Everybody LOVES having more PCIe lanes. Who doesn't love having them?
OMI wasn't finalized until very recently, platform development has very long lead times.
And OMI wasn't part of CXL until VERY Recently.
Also OMI was using tech implemented by another company.
AMD and Intel won't be using Microchip's Memory Controller, they'll be doing it themselves.
That takes time to setup their own internal standards to copy OMI and implement it's core functionality.
But the BluePrint is there. The Memory Controller is the secret sauce. Every company has their own version.
in-package DRAM isn't nearly as good as in-package SRAM.

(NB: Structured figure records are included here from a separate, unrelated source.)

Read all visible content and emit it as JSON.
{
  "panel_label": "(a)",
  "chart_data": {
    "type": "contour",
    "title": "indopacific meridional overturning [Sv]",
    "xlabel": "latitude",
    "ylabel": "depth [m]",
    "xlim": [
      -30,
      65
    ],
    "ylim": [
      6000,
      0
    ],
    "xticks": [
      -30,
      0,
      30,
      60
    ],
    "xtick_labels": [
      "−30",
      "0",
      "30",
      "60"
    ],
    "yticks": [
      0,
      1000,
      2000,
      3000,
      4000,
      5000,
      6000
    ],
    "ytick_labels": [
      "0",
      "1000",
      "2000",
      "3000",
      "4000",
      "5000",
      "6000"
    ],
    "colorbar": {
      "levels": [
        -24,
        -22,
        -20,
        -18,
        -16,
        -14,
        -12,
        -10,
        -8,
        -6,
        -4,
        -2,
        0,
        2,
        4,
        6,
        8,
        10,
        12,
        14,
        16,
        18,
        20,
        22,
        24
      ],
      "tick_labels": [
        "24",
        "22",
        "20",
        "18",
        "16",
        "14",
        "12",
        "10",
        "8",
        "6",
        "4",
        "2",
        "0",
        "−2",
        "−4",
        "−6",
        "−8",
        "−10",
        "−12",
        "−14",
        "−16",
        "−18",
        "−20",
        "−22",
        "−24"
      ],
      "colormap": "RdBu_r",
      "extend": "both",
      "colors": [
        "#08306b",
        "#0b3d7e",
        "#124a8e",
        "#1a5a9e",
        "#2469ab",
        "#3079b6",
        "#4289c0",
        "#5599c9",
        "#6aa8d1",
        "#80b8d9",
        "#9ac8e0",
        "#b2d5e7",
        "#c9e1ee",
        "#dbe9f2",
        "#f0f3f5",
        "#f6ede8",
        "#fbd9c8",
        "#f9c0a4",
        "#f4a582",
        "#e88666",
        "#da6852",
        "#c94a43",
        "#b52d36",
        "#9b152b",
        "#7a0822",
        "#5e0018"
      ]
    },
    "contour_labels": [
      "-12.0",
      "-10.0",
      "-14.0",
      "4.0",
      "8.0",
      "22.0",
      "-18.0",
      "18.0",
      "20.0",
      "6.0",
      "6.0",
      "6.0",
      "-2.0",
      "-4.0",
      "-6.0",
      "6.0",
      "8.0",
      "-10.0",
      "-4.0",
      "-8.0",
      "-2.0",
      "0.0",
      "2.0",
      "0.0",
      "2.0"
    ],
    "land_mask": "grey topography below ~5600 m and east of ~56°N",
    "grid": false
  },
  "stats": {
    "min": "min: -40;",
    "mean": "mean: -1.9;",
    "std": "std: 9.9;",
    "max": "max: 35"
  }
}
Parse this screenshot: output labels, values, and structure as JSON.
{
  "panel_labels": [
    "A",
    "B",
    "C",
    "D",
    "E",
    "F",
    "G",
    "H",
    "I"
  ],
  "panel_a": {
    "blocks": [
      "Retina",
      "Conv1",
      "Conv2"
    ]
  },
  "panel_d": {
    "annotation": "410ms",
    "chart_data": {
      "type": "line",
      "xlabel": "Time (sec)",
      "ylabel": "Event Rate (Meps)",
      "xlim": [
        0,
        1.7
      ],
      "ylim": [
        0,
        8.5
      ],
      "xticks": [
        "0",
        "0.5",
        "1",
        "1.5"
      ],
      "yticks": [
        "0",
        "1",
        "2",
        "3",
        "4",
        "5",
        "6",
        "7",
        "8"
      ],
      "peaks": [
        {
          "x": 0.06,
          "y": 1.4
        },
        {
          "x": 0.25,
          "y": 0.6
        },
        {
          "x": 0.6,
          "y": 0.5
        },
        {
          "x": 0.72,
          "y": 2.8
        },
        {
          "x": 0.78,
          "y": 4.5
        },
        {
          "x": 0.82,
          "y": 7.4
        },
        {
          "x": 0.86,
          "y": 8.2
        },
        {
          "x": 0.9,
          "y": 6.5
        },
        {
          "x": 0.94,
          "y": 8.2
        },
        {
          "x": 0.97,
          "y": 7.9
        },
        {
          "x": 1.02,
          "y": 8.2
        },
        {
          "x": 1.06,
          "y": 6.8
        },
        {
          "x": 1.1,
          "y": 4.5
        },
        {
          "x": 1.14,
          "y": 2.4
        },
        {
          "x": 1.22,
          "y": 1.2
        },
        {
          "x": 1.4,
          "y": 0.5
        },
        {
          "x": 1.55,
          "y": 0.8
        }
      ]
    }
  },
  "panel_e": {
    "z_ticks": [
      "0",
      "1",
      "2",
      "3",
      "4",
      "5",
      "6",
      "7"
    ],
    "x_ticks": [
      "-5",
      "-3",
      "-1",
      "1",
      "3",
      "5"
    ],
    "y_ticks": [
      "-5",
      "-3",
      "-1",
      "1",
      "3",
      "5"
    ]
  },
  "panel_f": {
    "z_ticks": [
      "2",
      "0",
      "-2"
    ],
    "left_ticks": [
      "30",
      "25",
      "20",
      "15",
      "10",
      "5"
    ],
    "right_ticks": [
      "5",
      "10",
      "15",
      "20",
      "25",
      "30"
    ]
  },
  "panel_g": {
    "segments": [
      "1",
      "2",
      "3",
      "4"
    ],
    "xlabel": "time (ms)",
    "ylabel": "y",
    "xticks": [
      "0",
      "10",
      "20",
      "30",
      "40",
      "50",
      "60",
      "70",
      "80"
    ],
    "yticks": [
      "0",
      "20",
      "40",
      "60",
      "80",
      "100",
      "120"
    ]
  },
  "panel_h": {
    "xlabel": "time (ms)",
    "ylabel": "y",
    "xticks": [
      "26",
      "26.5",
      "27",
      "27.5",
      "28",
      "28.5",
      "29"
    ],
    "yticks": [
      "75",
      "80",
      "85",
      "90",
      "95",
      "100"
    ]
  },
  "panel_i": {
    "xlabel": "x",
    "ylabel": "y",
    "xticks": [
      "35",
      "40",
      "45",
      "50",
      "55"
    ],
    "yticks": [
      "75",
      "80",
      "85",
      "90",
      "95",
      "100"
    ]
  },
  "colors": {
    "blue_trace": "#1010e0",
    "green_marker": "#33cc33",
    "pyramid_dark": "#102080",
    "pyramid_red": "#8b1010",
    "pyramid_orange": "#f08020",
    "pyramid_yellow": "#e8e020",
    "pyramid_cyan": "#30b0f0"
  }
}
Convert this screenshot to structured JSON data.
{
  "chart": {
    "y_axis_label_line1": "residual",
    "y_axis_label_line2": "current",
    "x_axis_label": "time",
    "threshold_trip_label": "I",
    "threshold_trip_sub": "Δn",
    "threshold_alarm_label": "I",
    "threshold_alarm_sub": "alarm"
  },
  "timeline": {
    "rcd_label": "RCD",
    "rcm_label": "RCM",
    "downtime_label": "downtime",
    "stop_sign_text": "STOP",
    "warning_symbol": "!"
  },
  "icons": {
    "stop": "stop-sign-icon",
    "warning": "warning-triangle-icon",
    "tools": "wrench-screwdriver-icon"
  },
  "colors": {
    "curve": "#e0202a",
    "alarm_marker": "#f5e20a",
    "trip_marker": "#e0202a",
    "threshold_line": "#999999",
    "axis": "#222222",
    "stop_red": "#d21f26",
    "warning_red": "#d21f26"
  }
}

The latency savings you get from SRAM is HUGE and well worth it.
External Bandwidth needs will always go up.
& Cache Coherency is great and all, but CXL.mem is all about running the processing locally, where the data sits, if it's on the local accelerators memory, so be it.
If the data sits on my servers RAM, and somebody needs it, it just accesses it through CXL.mem and performs any adjustment locally on my side through remoting in via the CXL.mem protocol. This way there's less overall movement of data. Ergo saving on energy.
That's a seperate issue from what OMI is solving.